Les douze années suivantes ont été émaillées de manifestations et de grèves de la faim généralement très courtes, le plus souvent au centre de rétention, mais sans mobillisation structurée et durable.

En octobre dernier, les exilés syriens ont occupé l'accès piéton du port de Calais pour obtenir un dialogue avec les autorités françaises et britanniques, et pouvoir accéder au territoire du Royaume-uni pour y demander l'asile. Le mouvement a été bref, trois jours, avec une montée médiatique très rapide des médias locaux aux nationaux français et britanniques. Le troisième jour, la police vient pour évacuer les manifestants. Deux d'entre eux montent sur le toit d'un bâtiment et mancent de sauter. La situation se fige. Le sous-préfet, puis le préfet viennent négocier. À la demande des exilés, des représentants de l'administration britannique viennent sur place. Mais ils ne font que rappeler le cadre légal existant. Déception.
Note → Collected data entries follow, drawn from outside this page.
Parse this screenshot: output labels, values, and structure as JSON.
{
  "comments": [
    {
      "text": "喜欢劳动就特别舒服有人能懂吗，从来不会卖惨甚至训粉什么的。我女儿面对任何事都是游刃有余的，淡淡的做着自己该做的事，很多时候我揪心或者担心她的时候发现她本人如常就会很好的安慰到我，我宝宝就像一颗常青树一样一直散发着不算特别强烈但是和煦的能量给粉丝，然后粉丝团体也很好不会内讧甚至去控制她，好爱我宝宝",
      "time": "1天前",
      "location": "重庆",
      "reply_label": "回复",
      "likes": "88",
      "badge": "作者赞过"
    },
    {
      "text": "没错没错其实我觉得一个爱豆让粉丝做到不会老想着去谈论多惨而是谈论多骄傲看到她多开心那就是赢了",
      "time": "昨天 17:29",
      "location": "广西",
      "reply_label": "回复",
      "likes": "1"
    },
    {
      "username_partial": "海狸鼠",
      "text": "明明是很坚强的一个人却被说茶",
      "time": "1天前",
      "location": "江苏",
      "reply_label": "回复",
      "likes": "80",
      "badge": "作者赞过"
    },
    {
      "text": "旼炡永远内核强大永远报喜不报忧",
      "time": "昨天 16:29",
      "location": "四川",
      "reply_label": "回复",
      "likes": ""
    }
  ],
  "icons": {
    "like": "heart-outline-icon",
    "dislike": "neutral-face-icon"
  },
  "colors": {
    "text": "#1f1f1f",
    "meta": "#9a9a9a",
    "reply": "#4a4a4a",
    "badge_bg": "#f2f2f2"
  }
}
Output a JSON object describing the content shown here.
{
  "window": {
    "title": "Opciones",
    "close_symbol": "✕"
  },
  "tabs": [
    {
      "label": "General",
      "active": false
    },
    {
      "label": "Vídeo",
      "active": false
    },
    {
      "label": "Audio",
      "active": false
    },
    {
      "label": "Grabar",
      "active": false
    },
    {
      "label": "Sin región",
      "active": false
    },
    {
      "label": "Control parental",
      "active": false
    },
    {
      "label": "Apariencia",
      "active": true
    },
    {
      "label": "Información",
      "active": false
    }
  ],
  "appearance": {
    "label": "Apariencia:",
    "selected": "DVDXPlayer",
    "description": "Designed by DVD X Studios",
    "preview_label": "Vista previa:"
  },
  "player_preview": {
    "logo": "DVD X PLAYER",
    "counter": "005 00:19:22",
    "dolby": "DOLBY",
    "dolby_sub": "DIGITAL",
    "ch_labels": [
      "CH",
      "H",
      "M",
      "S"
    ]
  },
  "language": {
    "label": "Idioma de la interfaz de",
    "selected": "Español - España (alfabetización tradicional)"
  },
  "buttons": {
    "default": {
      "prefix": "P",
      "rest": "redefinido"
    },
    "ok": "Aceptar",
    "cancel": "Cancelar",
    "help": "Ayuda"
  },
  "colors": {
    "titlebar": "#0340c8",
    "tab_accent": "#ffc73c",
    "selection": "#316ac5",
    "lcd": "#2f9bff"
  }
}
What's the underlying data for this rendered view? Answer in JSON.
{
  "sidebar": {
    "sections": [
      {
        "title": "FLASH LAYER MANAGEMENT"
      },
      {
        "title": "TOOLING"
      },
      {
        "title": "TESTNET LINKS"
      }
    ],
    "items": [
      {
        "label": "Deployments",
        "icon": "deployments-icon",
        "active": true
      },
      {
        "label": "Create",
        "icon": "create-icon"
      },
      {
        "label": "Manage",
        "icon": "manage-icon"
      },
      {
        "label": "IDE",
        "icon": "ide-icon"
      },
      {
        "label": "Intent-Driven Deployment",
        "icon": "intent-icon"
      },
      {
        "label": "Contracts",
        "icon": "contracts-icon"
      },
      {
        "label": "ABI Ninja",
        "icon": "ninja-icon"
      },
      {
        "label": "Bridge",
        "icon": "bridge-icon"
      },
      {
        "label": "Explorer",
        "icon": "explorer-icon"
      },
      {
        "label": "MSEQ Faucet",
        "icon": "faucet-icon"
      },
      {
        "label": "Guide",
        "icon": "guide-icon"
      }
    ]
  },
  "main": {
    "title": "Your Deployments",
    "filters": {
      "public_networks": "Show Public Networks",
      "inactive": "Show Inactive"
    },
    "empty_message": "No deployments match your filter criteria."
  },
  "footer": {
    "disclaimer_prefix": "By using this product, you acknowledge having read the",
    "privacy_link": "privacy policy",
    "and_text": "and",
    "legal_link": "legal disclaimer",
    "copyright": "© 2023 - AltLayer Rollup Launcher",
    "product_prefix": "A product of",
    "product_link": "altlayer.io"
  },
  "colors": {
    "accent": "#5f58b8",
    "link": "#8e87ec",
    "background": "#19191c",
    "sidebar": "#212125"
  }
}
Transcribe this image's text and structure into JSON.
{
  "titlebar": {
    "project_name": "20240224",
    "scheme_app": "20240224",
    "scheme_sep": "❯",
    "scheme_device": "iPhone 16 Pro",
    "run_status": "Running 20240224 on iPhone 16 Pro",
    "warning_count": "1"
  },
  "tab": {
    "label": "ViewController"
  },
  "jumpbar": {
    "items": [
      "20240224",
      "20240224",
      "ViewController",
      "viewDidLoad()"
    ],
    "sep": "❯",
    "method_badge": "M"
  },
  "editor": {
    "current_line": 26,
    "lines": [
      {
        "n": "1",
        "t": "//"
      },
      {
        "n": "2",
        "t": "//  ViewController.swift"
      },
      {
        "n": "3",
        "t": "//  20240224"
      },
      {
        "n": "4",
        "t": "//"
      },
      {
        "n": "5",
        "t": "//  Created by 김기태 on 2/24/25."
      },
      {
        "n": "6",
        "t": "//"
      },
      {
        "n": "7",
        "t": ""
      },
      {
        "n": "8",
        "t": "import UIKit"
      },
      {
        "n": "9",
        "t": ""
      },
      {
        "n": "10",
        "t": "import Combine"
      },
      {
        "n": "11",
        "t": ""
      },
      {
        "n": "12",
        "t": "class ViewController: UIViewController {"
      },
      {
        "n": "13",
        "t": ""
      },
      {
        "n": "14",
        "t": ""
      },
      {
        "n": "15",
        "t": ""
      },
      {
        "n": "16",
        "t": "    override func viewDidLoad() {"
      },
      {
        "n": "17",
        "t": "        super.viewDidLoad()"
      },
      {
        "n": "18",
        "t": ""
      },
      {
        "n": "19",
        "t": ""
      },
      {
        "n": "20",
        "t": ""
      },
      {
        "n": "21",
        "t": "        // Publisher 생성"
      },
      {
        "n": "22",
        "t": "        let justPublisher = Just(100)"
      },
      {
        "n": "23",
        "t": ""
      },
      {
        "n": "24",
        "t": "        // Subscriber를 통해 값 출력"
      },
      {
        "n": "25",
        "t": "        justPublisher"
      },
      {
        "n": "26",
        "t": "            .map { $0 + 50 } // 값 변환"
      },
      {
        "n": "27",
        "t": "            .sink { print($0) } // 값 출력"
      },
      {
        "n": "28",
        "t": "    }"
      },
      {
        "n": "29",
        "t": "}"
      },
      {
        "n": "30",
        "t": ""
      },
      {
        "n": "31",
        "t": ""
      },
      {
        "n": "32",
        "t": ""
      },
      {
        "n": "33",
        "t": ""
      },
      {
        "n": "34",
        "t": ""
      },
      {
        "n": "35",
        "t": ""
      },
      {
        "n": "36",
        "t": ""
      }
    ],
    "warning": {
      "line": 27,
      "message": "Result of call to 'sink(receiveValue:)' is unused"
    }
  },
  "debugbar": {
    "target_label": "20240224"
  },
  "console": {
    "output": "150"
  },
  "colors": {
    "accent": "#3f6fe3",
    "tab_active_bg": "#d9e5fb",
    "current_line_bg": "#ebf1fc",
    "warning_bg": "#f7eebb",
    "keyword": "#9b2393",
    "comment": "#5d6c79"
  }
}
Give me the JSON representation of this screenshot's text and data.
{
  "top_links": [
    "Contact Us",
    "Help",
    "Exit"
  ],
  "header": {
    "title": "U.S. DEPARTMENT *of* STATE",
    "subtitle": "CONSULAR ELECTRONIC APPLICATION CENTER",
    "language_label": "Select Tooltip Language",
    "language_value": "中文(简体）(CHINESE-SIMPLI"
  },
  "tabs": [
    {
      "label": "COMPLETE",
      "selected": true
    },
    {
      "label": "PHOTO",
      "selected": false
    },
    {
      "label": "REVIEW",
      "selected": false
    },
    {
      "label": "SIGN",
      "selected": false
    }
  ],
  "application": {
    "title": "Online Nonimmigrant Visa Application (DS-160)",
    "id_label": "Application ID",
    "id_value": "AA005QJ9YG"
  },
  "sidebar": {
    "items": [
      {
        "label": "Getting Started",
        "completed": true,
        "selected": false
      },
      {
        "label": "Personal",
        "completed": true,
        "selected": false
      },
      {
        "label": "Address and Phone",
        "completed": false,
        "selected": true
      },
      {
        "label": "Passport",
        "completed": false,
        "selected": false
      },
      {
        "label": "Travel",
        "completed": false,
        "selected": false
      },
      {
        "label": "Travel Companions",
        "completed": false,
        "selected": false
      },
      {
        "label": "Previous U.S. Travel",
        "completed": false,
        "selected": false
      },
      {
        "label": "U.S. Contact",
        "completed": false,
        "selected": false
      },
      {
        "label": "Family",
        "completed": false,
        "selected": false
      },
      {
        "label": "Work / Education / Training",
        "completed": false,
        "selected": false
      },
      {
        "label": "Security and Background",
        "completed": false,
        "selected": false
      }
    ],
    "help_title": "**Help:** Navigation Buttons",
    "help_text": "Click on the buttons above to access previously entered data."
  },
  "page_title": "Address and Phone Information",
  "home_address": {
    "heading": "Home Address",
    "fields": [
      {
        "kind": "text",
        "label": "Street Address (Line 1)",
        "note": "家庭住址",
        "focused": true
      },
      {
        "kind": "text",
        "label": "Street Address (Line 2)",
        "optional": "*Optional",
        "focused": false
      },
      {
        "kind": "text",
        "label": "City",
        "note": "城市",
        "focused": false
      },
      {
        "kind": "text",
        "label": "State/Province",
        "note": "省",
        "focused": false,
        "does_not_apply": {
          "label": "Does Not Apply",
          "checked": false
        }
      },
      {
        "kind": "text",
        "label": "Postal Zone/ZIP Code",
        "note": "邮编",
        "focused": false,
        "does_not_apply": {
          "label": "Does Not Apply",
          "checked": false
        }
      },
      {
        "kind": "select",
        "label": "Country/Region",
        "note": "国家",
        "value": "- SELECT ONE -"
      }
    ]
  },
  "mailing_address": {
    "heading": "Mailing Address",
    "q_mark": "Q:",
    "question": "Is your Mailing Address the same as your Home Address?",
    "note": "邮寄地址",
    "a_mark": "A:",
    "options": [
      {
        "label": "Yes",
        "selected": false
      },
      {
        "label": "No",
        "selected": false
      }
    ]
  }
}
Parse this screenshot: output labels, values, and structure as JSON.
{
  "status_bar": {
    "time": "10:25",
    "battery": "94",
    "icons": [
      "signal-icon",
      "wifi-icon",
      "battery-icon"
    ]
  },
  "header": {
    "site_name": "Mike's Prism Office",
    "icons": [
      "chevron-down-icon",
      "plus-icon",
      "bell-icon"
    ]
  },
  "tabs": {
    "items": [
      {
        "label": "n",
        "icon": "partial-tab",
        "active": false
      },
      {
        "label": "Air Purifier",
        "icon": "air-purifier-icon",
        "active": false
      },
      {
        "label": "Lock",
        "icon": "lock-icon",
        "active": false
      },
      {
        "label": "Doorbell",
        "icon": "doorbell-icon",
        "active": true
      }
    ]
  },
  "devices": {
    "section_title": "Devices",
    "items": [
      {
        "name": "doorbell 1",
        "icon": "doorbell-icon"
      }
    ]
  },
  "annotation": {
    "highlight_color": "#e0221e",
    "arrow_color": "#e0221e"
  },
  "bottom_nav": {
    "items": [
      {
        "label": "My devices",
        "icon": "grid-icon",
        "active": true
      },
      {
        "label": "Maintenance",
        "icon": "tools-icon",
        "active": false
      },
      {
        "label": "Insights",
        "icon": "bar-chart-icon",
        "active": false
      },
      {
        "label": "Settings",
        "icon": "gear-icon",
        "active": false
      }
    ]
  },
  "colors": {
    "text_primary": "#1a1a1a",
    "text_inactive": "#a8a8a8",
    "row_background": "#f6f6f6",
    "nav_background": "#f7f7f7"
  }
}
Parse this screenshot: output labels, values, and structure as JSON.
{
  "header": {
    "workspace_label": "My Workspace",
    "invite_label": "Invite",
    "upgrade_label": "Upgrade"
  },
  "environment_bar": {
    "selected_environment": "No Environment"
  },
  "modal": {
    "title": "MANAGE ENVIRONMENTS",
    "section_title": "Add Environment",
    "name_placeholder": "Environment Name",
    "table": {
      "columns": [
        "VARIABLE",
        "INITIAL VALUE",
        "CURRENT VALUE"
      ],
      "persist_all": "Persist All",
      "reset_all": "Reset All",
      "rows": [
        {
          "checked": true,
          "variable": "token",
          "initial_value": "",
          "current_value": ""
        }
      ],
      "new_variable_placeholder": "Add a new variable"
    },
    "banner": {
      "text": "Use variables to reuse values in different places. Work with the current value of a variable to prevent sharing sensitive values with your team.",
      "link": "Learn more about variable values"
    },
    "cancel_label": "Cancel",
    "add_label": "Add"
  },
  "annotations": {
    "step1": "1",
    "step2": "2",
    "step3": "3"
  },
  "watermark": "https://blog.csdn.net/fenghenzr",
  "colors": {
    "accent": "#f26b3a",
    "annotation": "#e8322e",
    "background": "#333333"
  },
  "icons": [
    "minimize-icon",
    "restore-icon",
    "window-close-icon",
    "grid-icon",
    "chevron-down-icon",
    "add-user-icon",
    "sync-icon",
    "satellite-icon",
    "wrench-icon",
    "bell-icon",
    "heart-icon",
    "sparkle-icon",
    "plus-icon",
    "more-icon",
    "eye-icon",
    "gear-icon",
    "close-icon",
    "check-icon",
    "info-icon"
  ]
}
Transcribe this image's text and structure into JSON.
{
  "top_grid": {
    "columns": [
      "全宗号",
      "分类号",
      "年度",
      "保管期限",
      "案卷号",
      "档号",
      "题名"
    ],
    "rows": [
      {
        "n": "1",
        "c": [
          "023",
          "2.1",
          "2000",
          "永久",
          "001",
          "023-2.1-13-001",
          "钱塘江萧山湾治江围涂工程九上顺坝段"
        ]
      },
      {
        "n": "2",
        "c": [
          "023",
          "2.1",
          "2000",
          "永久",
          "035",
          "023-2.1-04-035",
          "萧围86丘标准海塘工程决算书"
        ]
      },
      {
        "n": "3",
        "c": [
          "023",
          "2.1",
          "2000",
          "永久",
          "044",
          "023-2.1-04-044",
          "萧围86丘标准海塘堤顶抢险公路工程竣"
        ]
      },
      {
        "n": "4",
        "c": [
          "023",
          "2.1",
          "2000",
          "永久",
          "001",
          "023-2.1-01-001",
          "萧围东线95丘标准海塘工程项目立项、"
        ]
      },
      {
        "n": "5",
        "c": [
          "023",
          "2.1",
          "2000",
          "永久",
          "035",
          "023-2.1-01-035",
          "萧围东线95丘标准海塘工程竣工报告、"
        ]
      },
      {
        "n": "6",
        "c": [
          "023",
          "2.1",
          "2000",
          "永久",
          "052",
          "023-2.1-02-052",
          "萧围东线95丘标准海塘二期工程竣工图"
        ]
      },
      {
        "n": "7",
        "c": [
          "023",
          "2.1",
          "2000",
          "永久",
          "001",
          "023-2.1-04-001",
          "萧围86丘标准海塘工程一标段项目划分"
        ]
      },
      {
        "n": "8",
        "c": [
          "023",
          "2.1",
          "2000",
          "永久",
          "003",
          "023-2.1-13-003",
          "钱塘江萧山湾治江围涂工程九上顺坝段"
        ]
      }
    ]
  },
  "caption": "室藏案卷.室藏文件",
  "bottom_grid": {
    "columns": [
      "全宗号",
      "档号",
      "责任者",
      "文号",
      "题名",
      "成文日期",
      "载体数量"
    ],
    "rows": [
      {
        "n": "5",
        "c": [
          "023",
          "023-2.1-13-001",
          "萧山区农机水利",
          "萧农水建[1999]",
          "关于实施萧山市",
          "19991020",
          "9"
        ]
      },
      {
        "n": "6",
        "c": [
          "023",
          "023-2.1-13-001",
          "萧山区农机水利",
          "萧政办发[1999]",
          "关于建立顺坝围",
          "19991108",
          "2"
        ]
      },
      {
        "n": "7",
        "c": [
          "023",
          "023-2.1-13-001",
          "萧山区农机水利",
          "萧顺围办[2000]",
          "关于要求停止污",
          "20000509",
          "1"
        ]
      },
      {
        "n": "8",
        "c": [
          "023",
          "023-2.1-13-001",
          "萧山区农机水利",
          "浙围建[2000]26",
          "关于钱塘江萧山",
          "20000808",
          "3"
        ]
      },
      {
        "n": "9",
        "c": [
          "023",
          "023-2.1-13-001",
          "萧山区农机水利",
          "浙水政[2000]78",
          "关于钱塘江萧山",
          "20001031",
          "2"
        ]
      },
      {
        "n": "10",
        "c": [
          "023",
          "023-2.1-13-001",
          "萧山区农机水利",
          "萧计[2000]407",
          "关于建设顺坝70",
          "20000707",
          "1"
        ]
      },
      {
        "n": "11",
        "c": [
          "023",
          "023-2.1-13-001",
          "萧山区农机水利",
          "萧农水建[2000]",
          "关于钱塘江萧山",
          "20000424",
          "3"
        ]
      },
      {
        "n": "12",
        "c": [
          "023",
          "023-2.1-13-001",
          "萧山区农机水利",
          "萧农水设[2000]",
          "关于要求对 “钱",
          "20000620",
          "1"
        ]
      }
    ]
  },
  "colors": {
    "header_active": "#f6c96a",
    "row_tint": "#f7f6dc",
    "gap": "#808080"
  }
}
Après un moment d'hésitation, les exilés lèvent leur occupation sans avoir rien obtenu (sauf pour les rares personnes qui ont choisi de demander l'asile, qui ont été hébergées le soir même et ont pu déposer leur demande sans délais). Ce mouvement a eu quelques suites, un rassemblement à l'occasion de la venue de l'ambassadeur de l'opposition syrienne en France, et deux appels adressés aux autorités européennes. Les exilés syriens avaient généralement de la famille restée au pays ou en situation précaire dans un pays voisin, ils étaient en recherche d'une solution rapide quelque part en Europe, leur logique n'était pas de s'impliquer dans un mouvement revendicatif long.

Le mouvement en cours est donc inédit depuis celui qui a accompagné la fermeture du centre de Sangatte.

Le 21 mai, le préfet du Pas-de-Calais annonce aux associations et aux médias que trois campements regroupant plus de six cent personnes vont être détruits la semaine suivante, en raison de leur insalubrité et pour traiter une épidémie de gale. D'ordinaire, lors d'une grosse expulsion de ce type, à laquelle les médias sont conviés, une proposition d'hébergement est plus ou moins faite aux demandeurs d'asile et aux mineurs, les autres quittent les lieux avec leur baluchon. Les jours suivants, souvent pendant plusieurs semaines, la police chasse les gens de lieux en lieux au fur et à mesure qu'elle les découvre, détruit les tentes et les couvertures. On a donc des gens qui ne dorment quasiment plus parce qu'ils sont délogés au petit matin, qui ne savent pas où ils vont pouvoir se cacher la nuit suivante pour voler quelques heures de sommeil, qui dorment dans les bosquets enroulés dans des couvertures et des baches plastique. C'est aussi en réaction à une de ces périodes de traque que les Syriens ont occupé l'accès piétons du port : ils ont refusé de continuer à jouer le rôle de bête traquée.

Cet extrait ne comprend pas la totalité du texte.